There are lots of banjo-player jokes. One goes “You can drop a shoe on the banjo and make music,” due to the “open G” tuning that is standard among bluegrass banjoists. Unlike a guitar or mandolin, which must be fretted to make a proper chord, merely strumming the open strings of a banjo (or dropping a shoe on it) will produce a G major chord. This tuning of D-B-G-D-g (from first to fifth string) provides two G notes an octave apart, two D notes an octave apart, and one B note, thus filling in the three notes of a G major triad. While the vast majority of bluegrass banjo work is performed with this tuning, alternate tunings are sometimes employed. The “drop C” tuning of D-B-G-C-g was considered the standard tuning in the classical banjo era around 1900 and is sometimes used by bluegrass players to provide a low root note when playing in the C position. Bluegrass banjo standards traditionally performed in C tuning include Home Sweet Home and Farewell Blues as recorded by Earl Scruggs.

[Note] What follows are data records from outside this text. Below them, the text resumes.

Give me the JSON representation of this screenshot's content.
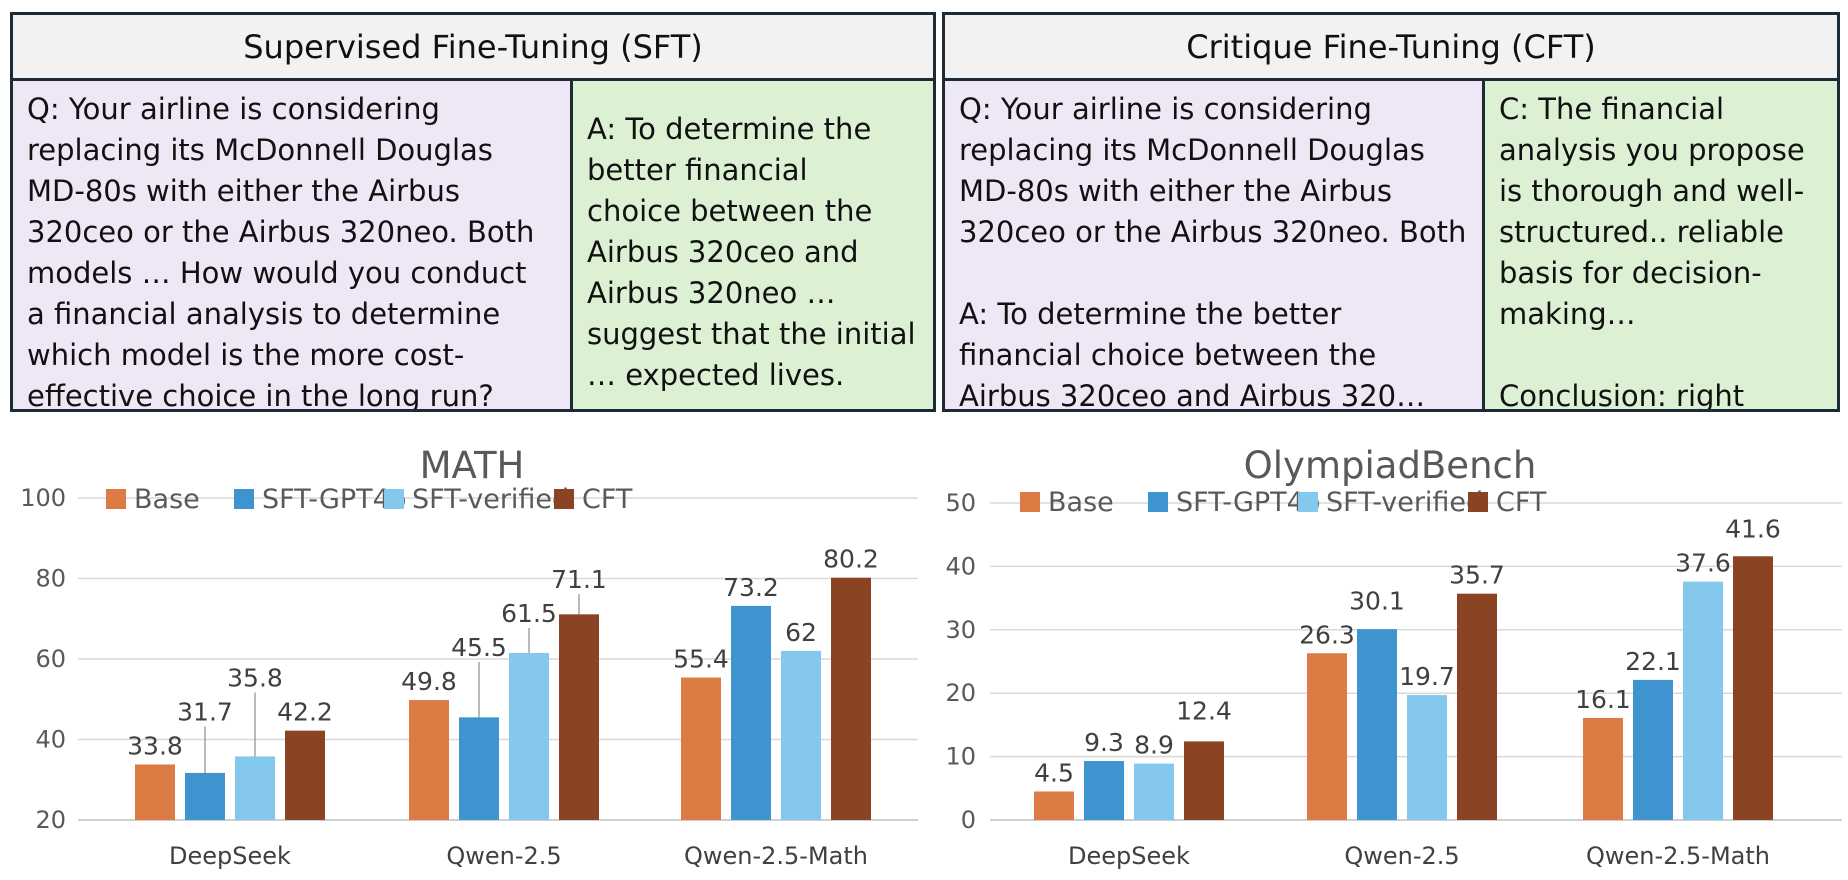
{
  "sft_panel": {
    "title": "Supervised Fine-Tuning (SFT)",
    "question_lines": [
      "Q: Your airline is considering",
      "replacing its McDonnell Douglas",
      "MD-80s with either the Airbus",
      "320ceo or the Airbus 320neo. Both",
      "models …  How would you conduct",
      "a financial analysis to determine",
      "which model is the more cost-",
      "effective choice in the long run?"
    ],
    "answer_lines": [
      "A: To determine the",
      "better financial",
      "choice between the",
      "Airbus 320ceo and",
      "Airbus 320neo …",
      "suggest that the initial",
      "… expected lives."
    ]
  },
  "cft_panel": {
    "title": "Critique Fine-Tuning (CFT)",
    "question_lines": [
      "Q: Your airline is considering",
      "replacing its McDonnell Douglas",
      "MD-80s with either the Airbus",
      "320ceo or the Airbus 320neo. Both"
    ],
    "answer_lines": [
      "A: To determine the better",
      "financial choice between the",
      "Airbus 320ceo and Airbus 320…"
    ],
    "critique_lines": [
      "C: The financial",
      "analysis you propose",
      "is thorough and well-",
      "structured.. reliable",
      "basis for decision-",
      "making…"
    ],
    "conclusion": "Conclusion: right"
  },
  "colors": {
    "Base": "#dd7b45",
    "SFT-GPT4o": "#3f93cf",
    "SFT-verified": "#84c8ee",
    "CFT": "#8b4423"
  },
  "chart_data": [
    {
      "type": "bar",
      "title": "MATH",
      "categories": [
        "DeepSeek",
        "Qwen-2.5",
        "Qwen-2.5-Math"
      ],
      "series": [
        {
          "name": "Base",
          "values": [
            33.8,
            49.8,
            55.4
          ]
        },
        {
          "name": "SFT-GPT4o",
          "values": [
            31.7,
            45.5,
            73.2
          ]
        },
        {
          "name": "SFT-verified",
          "values": [
            35.8,
            61.5,
            62
          ]
        },
        {
          "name": "CFT",
          "values": [
            42.2,
            71.1,
            80.2
          ]
        }
      ],
      "ylim": [
        20,
        100
      ],
      "yticks": [
        20,
        40,
        60,
        80,
        100
      ],
      "grid": true,
      "legend": "top"
    },
    {
      "type": "bar",
      "title": "OlympiadBench",
      "categories": [
        "DeepSeek",
        "Qwen-2.5",
        "Qwen-2.5-Math"
      ],
      "series": [
        {
          "name": "Base",
          "values": [
            4.5,
            26.3,
            16.1
          ]
        },
        {
          "name": "SFT-GPT4o",
          "values": [
            9.3,
            30.1,
            22.1
          ]
        },
        {
          "name": "SFT-verified",
          "values": [
            8.9,
            19.7,
            37.6
          ]
        },
        {
          "name": "CFT",
          "values": [
            12.4,
            35.7,
            41.6
          ]
        }
      ],
      "ylim": [
        0,
        50
      ],
      "yticks": [
        0,
        10,
        20,
        30,
        40,
        50
      ],
      "grid": true,
      "legend": "top"
    }
  ]
}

The next most-common tuning for bluegrass banjo is open D, either D-A-F#-D-F# or D-A-F#-D-a (the fifth string can either be tuned down one fret from G to provide the third note of the D major triad, or tuned up two frets to provide the fifth note). Reuben and John Henry are traditionally played in this tuning, and Ron Block has used it to great advantage in his work with Alison Krauss and Union Station. Rare alternate tunings include G minor (D-Bb-G-D-g) as used by Ben Eldridge in his original instrumental Appalachian Rain recorded with The Seldom Scene, and D minor (aDFAD) as featured by Earl Scruggs in Nashville Blues.
The world of old-time clawhammer banjo makes use of a much greater variety of tunings including “double C” (D-C-D-Cg) and open C (E-C-D-C-g), to name just two. . . but that’s a subject for another post!